Hudson’s eyes are going wider and wider with each word that I shout at him, and he looks absolutely devastated. But I don’t actually care right now. I’ve been devastated for months. He can handle it for five damn minutes.
“Even before that, things weren’t exactly rosy, were they? People tried to kill me left and right, all because they were afraid of you! So there I am, mated to a vampire—a vampire—when I didn’t even know they existed two weeks before that. And that’s great, actually. He’s wonderful and kind and I love him and yay for us.
“But I don’t even get to enjoy that, do I? No, of course not, because we’re barely recovered from Lia’s attack when you show up out of nowhere and try to murder my mate. So I step in and save him and now I’m locked up with you somewhere for three and a half months. Three and a half months, mind you, that I can’t even fucking remember.”
My hair has fallen in my face, so I pause in my diatribe just long enough to shove my ridiculous, out-of-control curls away and try to ignore this additional thing I can’t tame.
“And then you do what you do. Body snatch me and turn me into an attempted murderer and a thief, leave me to wake up covered in someone’s blood.” I poke his chest with each of those words for emphasis. I will never get over that experience, and he needs to know it. “You live in my head for days without my permission, and then you think I’m crossing the line for freaking out when you take control of my body because you don’t like where I want to sit? Who the hell do you think you are? You may think you’re trying to protect me, but I’ve got to say, every single bad thing that’s happened to me in the last five months can be traced directly back to you.

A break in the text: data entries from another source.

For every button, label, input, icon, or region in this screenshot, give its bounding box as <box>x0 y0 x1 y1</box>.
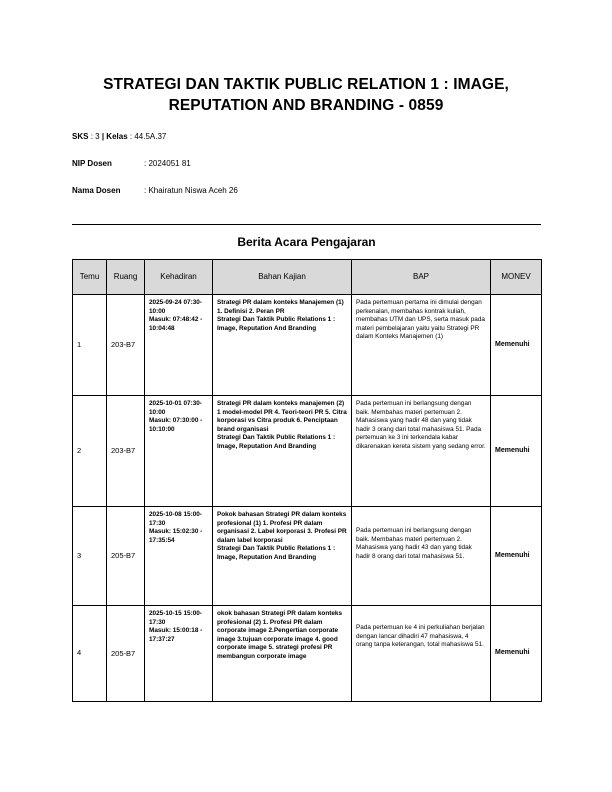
cell-ruang: 203-B7 <box>107 396 145 507</box>
cell-kehadiran <box>145 606 213 702</box>
nip-label: NIP Dosen <box>72 159 112 168</box>
title-line-1: STRATEGI DAN TAKTIK PUBLIC RELATION 1 : IMAGE, <box>103 76 509 93</box>
cell-temu: 3 <box>73 507 107 606</box>
keluar-time: 17:35:54 <box>149 536 175 544</box>
jadwal: 2025-10-08 15:00-17:30 <box>149 511 202 527</box>
cell-temu: 1 <box>73 295 107 396</box>
bahan-text: okok bahasan Strategi PR dalam konteks profesional (2) 1. Profesi PR dalam corporate image 2.Pengertian corporate image 3.tujuan corporate image 4. good corporate image 5. strategi profesi PR membangun corporate image <box>217 610 343 660</box>
kelas-label: | Kelas <box>101 132 128 141</box>
cell-monev: Memenuhi <box>491 295 542 396</box>
teaching-table <box>72 259 542 702</box>
sks-value: : 3 <box>90 132 100 141</box>
bahan-text: Strategi PR dalam konteks Manajemen (1) 1. Definisi 2. Peran PR Strategi Dan Taktik Public Relations 1 : Image, Reputation And Branding <box>217 299 344 332</box>
bap-text: Pada pertemuan ini berlangsung dengan baik. Membahas materi pertemuan 2. Mahasiswa yang hadir 48 dan yang tidak hadir 3 orang dari total mahasiswa 51. Pada pertemuan ke 3 ini terkendala kabar dikarenakan kereta sistem yang sedang error. <box>356 400 486 450</box>
jadwal: 2025-10-01 07:30-10:00 <box>149 400 202 416</box>
nama-line <box>72 186 238 195</box>
header-bahan-kajian: Bahan Kajian <box>213 260 352 295</box>
title-line-2: REPUTATION AND BRANDING - 0859 <box>168 97 444 114</box>
header-ruang: Ruang <box>107 260 145 295</box>
jadwal: 2025-10-15 15:00-17:30 <box>149 610 202 626</box>
cell-monev: Memenuhi <box>491 396 542 507</box>
bap-text: Pada pertemuan ini berlangsung dengan baik. Membahas materi pertemuan 2. Mahasiswa yang hadir 43 dan yang tidak hadir 8 orang dari total mahasiswa 51. <box>356 527 472 560</box>
nama-value: : Khairatun Niswa Aceh 26 <box>144 186 238 195</box>
table-header-row <box>73 260 542 295</box>
cell-kehadiran <box>145 396 213 507</box>
cell-temu: 2 <box>73 396 107 507</box>
bahan-text: Strategi PR dalam konteks manajemen (2) 1 model-model PR 4. Teori-teori PR 5. Citra korporasi vs Citra produk 6. Penciptaan brand organisasi Strategi Dan Taktik Public Relations 1 : Image, Reputation And Branding <box>217 400 347 450</box>
keluar-time: 10:10:00 <box>149 425 175 433</box>
keluar-time: 10:04:48 <box>149 324 175 332</box>
sks-kelas-line <box>72 132 166 141</box>
cell-kehadiran <box>145 295 213 396</box>
cell-kehadiran <box>145 507 213 606</box>
document-title <box>72 74 540 116</box>
masuk-time: Masuk: 15:02:30 - <box>149 528 203 536</box>
cell-bahan-kajian <box>213 507 352 606</box>
header-temu: Temu <box>73 260 107 295</box>
cell-ruang: 203-B7 <box>107 295 145 396</box>
cell-temu: 4 <box>73 606 107 702</box>
header-bap: BAP <box>352 260 491 295</box>
table-row <box>73 507 542 606</box>
table-row <box>73 396 542 507</box>
cell-bahan-kajian <box>213 396 352 507</box>
cell-monev: Memenuhi <box>491 507 542 606</box>
nip-value: : 2024051 81 <box>144 159 191 168</box>
jadwal: 2025-09-24 07:30-10:00 <box>149 299 202 315</box>
masuk-time: Masuk: 07:30:00 - <box>149 417 203 425</box>
cell-bap <box>352 295 491 396</box>
bap-text: Pada pertemuan pertama ini dimulai dengan perkenalan, membahas kontrak kuliah, membahas UTM dan UPS, serta masuk pada materi pembelajaran yaitu yaitu Strategi PR dalam Konteks Manajemen (1) <box>356 299 485 341</box>
sks-label: SKS <box>72 132 89 141</box>
masuk-time: Masuk: 07:48:42 - <box>149 316 203 324</box>
nama-label: Nama Dosen <box>72 186 121 195</box>
cell-ruang: 205-B7 <box>107 507 145 606</box>
header-kehadiran: Kehadiran <box>145 260 213 295</box>
cell-bap <box>352 507 491 606</box>
masuk-time: Masuk: 15:00:18 - <box>149 627 203 635</box>
table-row <box>73 295 542 396</box>
kelas-value: : 44.5A.37 <box>129 132 167 141</box>
cell-bap <box>352 606 491 702</box>
nip-line <box>72 159 191 168</box>
table-row <box>73 606 542 702</box>
cell-bahan-kajian <box>213 295 352 396</box>
bap-text: Pada pertemuan ke 4 ini perkuliahan berjalan dengan lancar dihadiri 47 mahasiswa, 4 orang tanpa keterangan, total mahasiswa 51. <box>356 624 485 649</box>
cell-monev: Memenuhi <box>491 606 542 702</box>
section-title: Berita Acara Pengajaran <box>237 235 376 249</box>
header-monev: MONEV <box>491 260 542 295</box>
divider <box>72 224 541 225</box>
bahan-text: Pokok bahasan Strategi PR dalam konteks profesional (1) 1. Profesi PR dalam organisasi 2. Label korporasi 3. Profesi PR dalam label korporasi Strategi Dan Taktik Public Relations 1 : Image, Reputation And Branding <box>217 511 347 561</box>
cell-ruang: 205-B7 <box>107 606 145 702</box>
cell-bap <box>352 396 491 507</box>
keluar-time: 17:37:27 <box>149 635 175 643</box>
cell-bahan-kajian <box>213 606 352 702</box>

“So instead of asking me to think for a minute, why don’t you think instead? Why don’t you listen for a minute and figure out why anything you have to say should matter to me at all?”
By the time I’m done, Hudson’s face is ashen. And now that I’ve gotten out all the bitterness and rage and pain inside me, I know that mine is, too. I hate losing my temper, hate yelling at people, because nothing good ever comes of it. And I’ve never in my whole life lost my temper like I just did. Is it any wonder my head now hurts like I’ve been on a week-long crying jag?
But at the same time, being nice wasn’t cutting it with him. He was going to keep rolling right over my objections like the steamroller he is, and I’m not about to let that happen. I won’t let him take control of my body ever again, and he needs to understand that.
“I don’t—” He breaks off. “I didn’t mean—” He breaks off again. “I’m sorry. I know it doesn’t mean anything to you and it probably shouldn’t, but I am sorry, Grace.”
“Don’t be sorry,” I answer with a sigh. “Or be sorry, it doesn’t really matter anymore. But don’t ever do that again. Ever.”
He starts to say something else, but I’m done listening. The assembly is about to start, and I don’t have any time or interest in listening to him say he’s sorry again or offer platitudes about why he did what he did…or worse, start back on me again about where I sit or who I should be afraid of.
I’m not naive, either, even though Hudson doesn’t seem to believe that. So I turn away from him and head back into the auditorium, but as I walk toward the center aisle, instead of turning left, I turn right…and walk up to the third-from-the-last row and sit down behind two huge dragon males. I can still see the stage, a little, and can still hear everything that’s being said, but I’m pretty sure it will be hard for anyone to see me.
With that thought in mind, I pull out my phone and text Jaxon a quick note, telling him I’m sitting alone near the back because I have a headache and might need to leave early.
It’s not a lie, considering my head is killing me, but I don’t want to get into everything in text right now, either. Plus, I don’t want him to come looking for me. I figure I can stay inconspicuous only if I’m not actually sitting next to their son.
“Thank you,” Hudson tells me as he slides into the seat next to me, but I don’t answer him. Not because I’m still angry but because I don’t have anything else to say to him. Not right now, and maybe not ever if he doesn’t get his act together.
I wait for him to say something obnoxious or try to argue with me, but he doesn’t say a word. Maybe he’s learning after all. I guess time will tell.